The distance it covered was more than 30,000 kilometers in length, which allowed it to
communication with the annexes in the process of expansion of the Incas, constituting a means of political, administrative, socio-economic and cultural integration. The Inca Trail was also present in Ecuador, Bolivia, Colombia, Chile, Argentina and Peru.
Division of the network of the Inca Trail or Qapac Ñan in the Tahuantinsuyo (regions of the Inca empire).
- Northern Inca Trail with Chinchaysuyo
- Inca Trail Southeast with Collasuyo
- Southwest Inca Trail with Contisuyo
- Inca Trail East with the Antisuyo
The beginning of great Inca roads was by orders of the Inca Pachacutec, who saw the need to build roads for a better Inca organization, the road was not only to move armies, officials or the people also served to transport products harvested in the territories of the Inca empire. All roads led to Cusco which was the capital of the Inca empire.
The Inca road network consisted of three basic elements: roads, bridges and reservoirs.
Distribution of the Inca Trail
The Inca Trail, north coast, departed from Cusco, linking the towns of Palpa, Nazca, Huarmey, Ayabaca (Peru), Quito (Ecuador), Pasto (Colombia).
The Inca Trail of the northern highlands started in Cusco and connected the towns of Vilcahuaman, Jauja, Tarma, Huanuco, Pincosmarca, Huaritambo, Maraycalle, Huancabamaba, Piscobamaba, Siguas, Conchuco, Andamarca, Huamachuco, Cajamarca, Chachapoyas, Tumibamba and Loja in Peru.
The Inca Trail, south coast, started from Cusco and linked the towns of Pisco, Nazca, Palpa, Ica, Tambo Colorado, Catarpe in Peru, Arica, Maule River and Copiapó in Chile and the pampas of Tucumán in Argentina.
Camino del inca sierra sur, partía desde Cusco uniendo los pueblos de Juliaca y Chucuito en Perú, Chuqiaqo en Bolivia, puente del inca y Mendoza en Argentina.

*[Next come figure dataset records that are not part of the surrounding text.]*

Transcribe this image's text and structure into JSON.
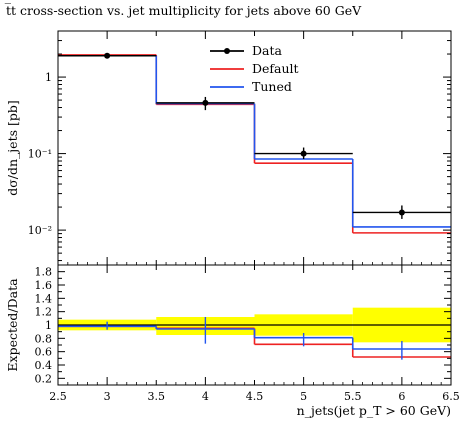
{
  "chart_data": {
    "type": "line",
    "title": "t̅t cross-section vs. jet multiplicity for jets above 60 GeV",
    "main_panel": {
      "ylabel": "dσ/dn_jets [pb]",
      "yscale": "log",
      "ylim": [
        0.0035,
        4.0
      ],
      "yticks": [
        {
          "value": 1,
          "label": "1"
        },
        {
          "value": 0.1,
          "label": "10⁻¹"
        },
        {
          "value": 0.01,
          "label": "10⁻²"
        }
      ],
      "bin_edges": [
        2.5,
        3.5,
        4.5,
        5.5,
        6.5
      ],
      "series": [
        {
          "name": "Data",
          "color": "#000000",
          "points": [
            {
              "x": 3,
              "y": 1.9,
              "ylo": 1.75,
              "yhi": 2.05
            },
            {
              "x": 4,
              "y": 0.46,
              "ylo": 0.37,
              "yhi": 0.55
            },
            {
              "x": 5,
              "y": 0.1,
              "ylo": 0.085,
              "yhi": 0.12
            },
            {
              "x": 6,
              "y": 0.017,
              "ylo": 0.014,
              "yhi": 0.021
            }
          ]
        },
        {
          "name": "Default",
          "color": "#ee2222",
          "values": [
            1.95,
            0.44,
            0.075,
            0.0092
          ]
        },
        {
          "name": "Tuned",
          "color": "#2255ee",
          "values": [
            1.9,
            0.45,
            0.085,
            0.011
          ]
        }
      ]
    },
    "ratio_panel": {
      "ylabel": "Expected/Data",
      "ylim": [
        0.1,
        1.9
      ],
      "yticks": [
        {
          "value": 0.2,
          "label": "0.2"
        },
        {
          "value": 0.4,
          "label": "0.4"
        },
        {
          "value": 0.6,
          "label": "0.6"
        },
        {
          "value": 0.8,
          "label": "0.8"
        },
        {
          "value": 1.0,
          "label": "1"
        },
        {
          "value": 1.2,
          "label": "1.2"
        },
        {
          "value": 1.4,
          "label": "1.4"
        },
        {
          "value": 1.6,
          "label": "1.6"
        },
        {
          "value": 1.8,
          "label": "1.8"
        }
      ],
      "band_color": "#ffff00",
      "band": [
        {
          "lo": 0.92,
          "hi": 1.08
        },
        {
          "lo": 0.85,
          "hi": 1.12
        },
        {
          "lo": 0.84,
          "hi": 1.16
        },
        {
          "lo": 0.74,
          "hi": 1.26
        }
      ],
      "series": [
        {
          "name": "Default",
          "color": "#ee2222",
          "values": [
            0.98,
            0.95,
            0.71,
            0.52
          ]
        },
        {
          "name": "Tuned",
          "color": "#2255ee",
          "values": [
            0.98,
            0.94,
            0.81,
            0.64
          ]
        }
      ],
      "errorbars": [
        {
          "x": 3,
          "lo": 0.93,
          "hi": 1.05
        },
        {
          "x": 4,
          "lo": 0.72,
          "hi": 1.12
        },
        {
          "x": 5,
          "lo": 0.68,
          "hi": 0.88
        },
        {
          "x": 6,
          "lo": 0.48,
          "hi": 0.76
        }
      ]
    },
    "xlim": [
      2.5,
      6.5
    ],
    "xticks": [
      {
        "value": 2.5,
        "label": "2.5"
      },
      {
        "value": 3,
        "label": "3"
      },
      {
        "value": 3.5,
        "label": "3.5"
      },
      {
        "value": 4,
        "label": "4"
      },
      {
        "value": 4.5,
        "label": "4.5"
      },
      {
        "value": 5,
        "label": "5"
      },
      {
        "value": 5.5,
        "label": "5.5"
      },
      {
        "value": 6,
        "label": "6"
      },
      {
        "value": 6.5,
        "label": "6.5"
      }
    ],
    "xlabel": "n_jets(jet p_T > 60 GeV)",
    "legend": {
      "position": "top-center",
      "entries": [
        "Data",
        "Default",
        "Tuned"
      ]
    }
  }
}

On June 21, 2014 during the 38th meeting of the United Nations Educational, Scientific and Cultural Organization in Doha, the Inca Trail was inscribed as a Unesco World Heritage Site, receiving international recognition of the great engineering masterpiece, thanks to its Universal value that favors its preservation, conservation, protection, revaluation together with its people, ancestral traditions and values.
All this was thanks to the support of countries such as Ecuador, Colombia, Chile, Bolivia, Argentina and Peru who supported the cause.
The Inca Trail in Machupicchu.
Throughout the year thousands of tourists from different parts of the world undertake the Inca Trail hike from Cusco, to undertake a hike that leads to Machupicchu, along the Inca Trail you will find different archaeological sites that have a domain of the entire valley that comprises the archaeological park of Machupicchu.
The Inca Trail starts at Qoriwayrachina at kilometer 82 of the Cusco-Machupicchu railway in a 4-day journey through high Andean slopes, climates and varied exosystems where the highest trail passes at Warmiwañuska which is located at over 4200 meters above sea level and ends at the Gate of the Sun or Intipunku.